Carbone : la Chine menace l’Europe

Il fallait s’y attendre, notre système de régulation du carbone via les permis de polluer est menacé. Non pas seulement de l’intérieur mais cette fois par la Chine. La Chine refuse qu’on intègre ses compagnies aériennes dans le marché des permis et pour bien se faire comprendre menace Airbus de représailles.   Le système européen prévoit de réguler le carbone émis par le transport aérien avec le marché des permis à polluer (système ETS) ; ce système prévoit à partir du premier janvier 2012 d’intégrer aussi les compagnies étrangères dont évidemment celles de la Chine. La Chine prétexte le surcoût très élevé pour ses compagnies ; un surcoût qui pourrait atteindre près de 100 millions d’euros dès la première année. La Chine pourrait prendre deux types de représailles, d’abord imposer des contraintes aux compagnies européennes, ensuite renoncer à certaines commandes d’Airbus. Ces menaces ne sont pas prises à la légère par l’Europe qui tente d’éteindre l’incendie en se montrant plus conciliante et d’une certaine manière en discréditant son propre système qui ne peut être efficient que dans un cadre mondial. Limité au cadre européen, la monétarisation de la pollution ne conduira qu’à l’augmentation de la fiscalité et à une dégradation de la compétitivité. 
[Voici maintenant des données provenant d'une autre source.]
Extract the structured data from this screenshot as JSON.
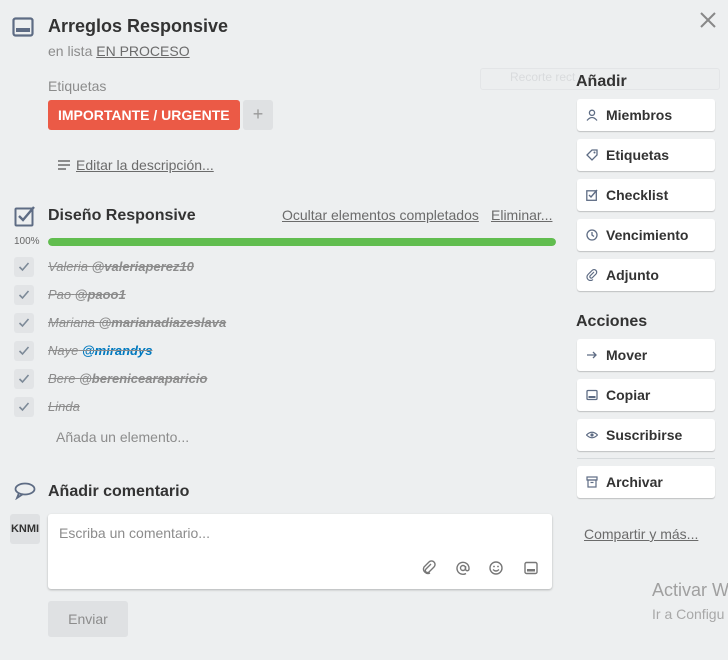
{
  "card": {
    "title": "Arreglos Responsive",
    "in_list_prefix": "en lista",
    "list_name": "EN PROCESO"
  },
  "labels": {
    "heading": "Etiquetas",
    "items": [
      {
        "text": "IMPORTANTE / URGENTE",
        "color": "#eb5a46"
      }
    ],
    "add_symbol": "+"
  },
  "ghost_hint": "Recorte rect",
  "description": {
    "link": "Editar la descripción..."
  },
  "checklist": {
    "title": "Diseño Responsive",
    "hide_completed": "Ocultar elementos completados",
    "delete": "Eliminar...",
    "progress_label": "100%",
    "progress": 1.0,
    "progress_color": "#61bd4f",
    "items": [
      {
        "name": "Valeria",
        "mention": "@valeriaperez10",
        "checked": true,
        "mention_active": false
      },
      {
        "name": "Pao",
        "mention": "@paoo1",
        "checked": true,
        "mention_active": false
      },
      {
        "name": "Mariana",
        "mention": "@marianadiazeslava",
        "checked": true,
        "mention_active": false
      },
      {
        "name": "Naye",
        "mention": "@mirandys",
        "checked": true,
        "mention_active": true
      },
      {
        "name": "Bere",
        "mention": "@berenicearaparicio",
        "checked": true,
        "mention_active": false
      },
      {
        "name": "Linda",
        "mention": "",
        "checked": true,
        "mention_active": false
      }
    ],
    "add_item": "Añada un elemento..."
  },
  "comment": {
    "heading": "Añadir comentario",
    "avatar_initials": "KNMI",
    "placeholder": "Escriba un comentario...",
    "tools": [
      "paperclip-icon",
      "at-icon",
      "emoji-icon",
      "card-icon"
    ],
    "send": "Enviar"
  },
  "sidebar": {
    "add_heading": "Añadir",
    "add_buttons": [
      {
        "label": "Miembros",
        "icon": "person-icon"
      },
      {
        "label": "Etiquetas",
        "icon": "tag-icon"
      },
      {
        "label": "Checklist",
        "icon": "checkbox-icon"
      },
      {
        "label": "Vencimiento",
        "icon": "clock-icon"
      },
      {
        "label": "Adjunto",
        "icon": "paperclip-icon"
      }
    ],
    "actions_heading": "Acciones",
    "action_buttons": [
      {
        "label": "Mover",
        "icon": "arrow-right-icon"
      },
      {
        "label": "Copiar",
        "icon": "card-icon"
      },
      {
        "label": "Suscribirse",
        "icon": "eye-icon"
      },
      {
        "label": "Archivar",
        "icon": "archive-icon"
      }
    ],
    "share": "Compartir y más..."
  },
  "windows_watermark": {
    "title": "Activar W",
    "subtitle": "Ir a Configu"
  }
}
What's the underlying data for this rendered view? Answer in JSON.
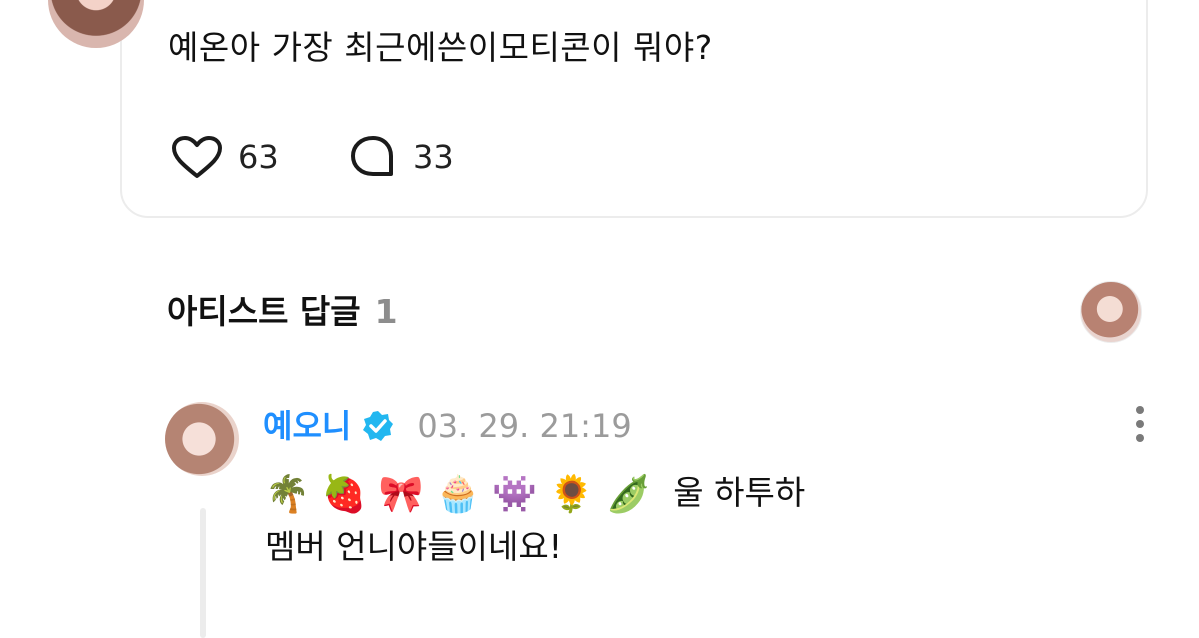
{
  "post": {
    "question": "예온아 가장 최근에쓴이모티콘이 뭐야?",
    "likes": "63",
    "comments": "33"
  },
  "artist_replies": {
    "title": "아티스트 답글",
    "count": "1"
  },
  "reply": {
    "author": "예오니",
    "timestamp": "03. 29. 21:19",
    "emojis": [
      "🌴",
      "🍓",
      "🎀",
      "🧁",
      "👾",
      "🌻",
      "🫛"
    ],
    "line1_text": "울 하투하",
    "line2_text": "멤버 언니야들이네요!"
  },
  "colors": {
    "author": "#1f8fff",
    "verified_badge": "#22b7f0",
    "muted": "#9b9b9b"
  },
  "icons": {
    "like": "heart-icon",
    "comment": "comment-bubble-icon",
    "verified": "verified-badge-icon",
    "more": "more-vertical-icon"
  }
}
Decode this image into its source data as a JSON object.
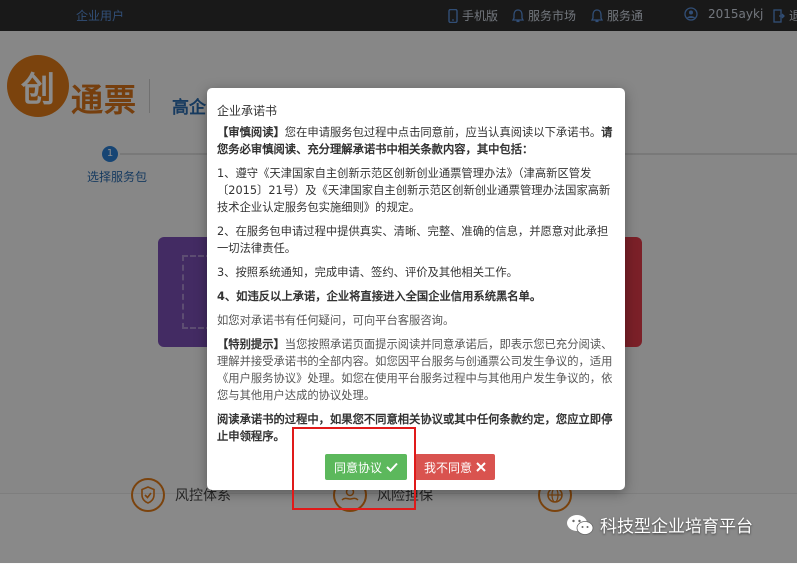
{
  "topbar": {
    "brand_link": "企业用户",
    "mobile": "手机版",
    "service_market": "服务市场",
    "service_link": "服务通",
    "username": "2015aykj",
    "logout_partial": "退"
  },
  "page": {
    "logo_char": "创",
    "logo_text": "通票",
    "title": "高企",
    "step_number": "1",
    "step_label": "选择服务包"
  },
  "features": [
    {
      "label": "风控体系",
      "icon": "shield-icon"
    },
    {
      "label": "风险担保",
      "icon": "hand-coin-icon"
    },
    {
      "label": "",
      "icon": "globe-icon"
    }
  ],
  "watermark": {
    "text": "科技型企业培育平台"
  },
  "modal": {
    "title": "企业承诺书",
    "p1_lead": "【审慎阅读】",
    "p1_normal": "您在申请服务包过程中点击同意前，应当认真阅读以下承诺书。",
    "p1_bold": "请您务必审慎阅读、充分理解承诺书中相关条款内容，其中包括：",
    "p2": "1、遵守《天津国家自主创新示范区创新创业通票管理办法》（津高新区管发〔2015〕21号）及《天津国家自主创新示范区创新创业通票管理办法国家高新技术企业认定服务包实施细则》的规定。",
    "p3": "2、在服务包申请过程中提供真实、清晰、完整、准确的信息，并愿意对此承担一切法律责任。",
    "p4": "3、按照系统通知，完成申请、签约、评价及其他相关工作。",
    "p5": "4、如违反以上承诺，企业将直接进入全国企业信用系统黑名单。",
    "p6": "如您对承诺书有任何疑问，可向平台客服咨询。",
    "p7_lead": "【特别提示】",
    "p7_normal": "当您按照承诺页面提示阅读并同意承诺后，即表示您已充分阅读、理解并接受承诺书的全部内容。如您因平台服务与创通票公司发生争议的，适用《用户服务协议》处理。如您在使用平台服务过程中与其他用户发生争议的，依您与其他用户达成的协议处理。",
    "p8": "阅读承诺书的过程中，如果您不同意相关协议或其中任何条款约定，您应立即停止申领程序。",
    "agree_label": "同意协议",
    "reject_label": "我不同意"
  }
}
Les principes des permis de polluer négociables 

Les  économistes envisagent donc de créer dans le transport en général  les permis négociables dont le nombre serait contingenté  en fonction de l’objectif à atteindre en matière de flux et de pollution. Chaque usager disposerait d’un quota de permis (éventuellement calculé en fonction de la pollution de son véhicule). Les permis pouvant être gratuits ou vendus aux enchères. L’objectif est de faire réduire la mobilité de ceux dont la valeur du temps est faible. Inversement ceux dont la valeur du temps est forte seraient contraints d’acheter des permis. Plusieurs hypothèses sont envisagées : - la distribution gratuite 

- la vente aux enchères - la vente à un prix forfaitaire 

Il est évident que la vente créerait de fortes inégalités sociales et cela à deux niveaux : - d’abord pour l’achat initial 

- ensuite pour l’échange marchand de ces permis. Cela signifierait que l’accès serait réservé à celui qui en a les moyens financiers et qui peut s’il le souhaite faire monter le prix en fonction de la rareté des permis disponibles sur le marché. En outre à partir du moment où on se trouve sur un marché inévitablement se mettront en place des modalités, des médiations et donc des coûts de transaction qui viendront encore renchérir le coût d’accès aux infrastructures. A moins d’organiser un marché noir, on voit mal comment se passer de structures de commercialisation. Les gros acheteurs pourront sans doute négocier le prix des permis disponibles sur le marché quant aux petits, ils devront acheter au prix fort. Il est évident que l’acceptabilité d’un tel dispositif est socialement et politiquement douteuse.  Economiquement, cet instrument est également discutable, car il s’agirait d’organiser la rareté- en fonction d’un objectif global de déplacements- sans tenir compte réellement des conditions concrètes de pollution (et de congestion)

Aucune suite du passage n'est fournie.